Step 27: Draw out a circle. Make a copy of the circle and paste it in front (Ctrl + F). Resize the copied circle so it is about ¼ the size of the full circle. Set both circles to White.
Step 28: Select the large outer circle and lower the Opacity down to 0%. Make the inner circle’s Opacity 50%. With both circles selected, go to Object > Blend > Blend Options. Set the Spacing to Specified Steps and the number to 35. Hit OK. With both circles still selected go to Object > Blend > Make.
Step 29: Set the circle blend’s Transparency to “Overlay”. Resize the blend as needed and make a couple of copies, placing each one over your text. Keep going until you have placed a few blends on each letter.
Step 30: Make a copy of one of the blends and make it larger. Place a couple of these on the letters at the whitest points.
Step 31: Using the same blend options, create a jagged shape. Make a copy and resize slightly smaller than the original. Change the colors to #D9E6ED. Apply the blend. Once the blend is applied, change the Transparency mode to Color Dodge at 15%.

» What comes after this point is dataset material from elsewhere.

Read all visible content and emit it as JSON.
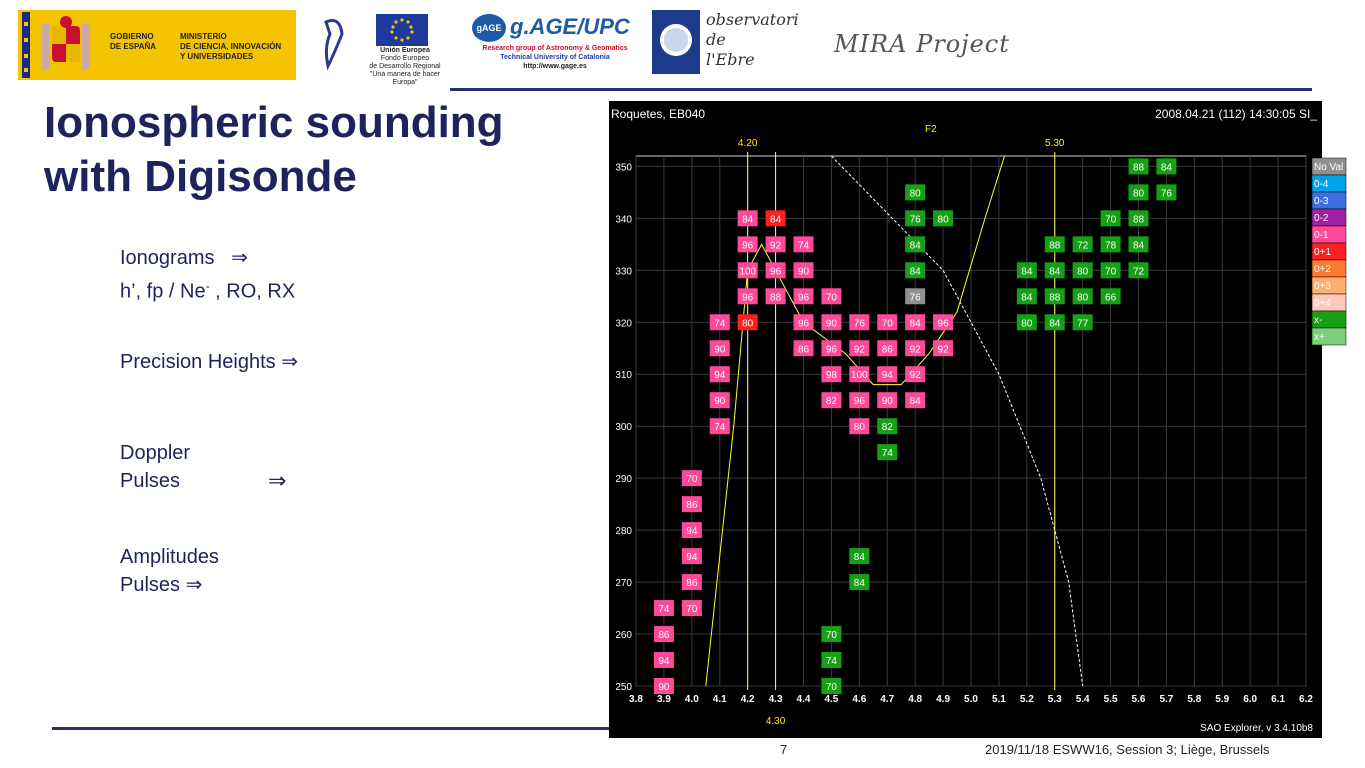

Step 32: Make copies and place this blend over your lightest points from the line gradients you created in step 20.
Step 33: Finally, I take a couple of the light blurs, change the color to #3C7E97 and set the Transparency mode to Multiply at around 60% and place near the darker spots to give some more depth.
Step 34: Keep adjusting by adding more scatter brushes, blurs, etc. until you are happy with it.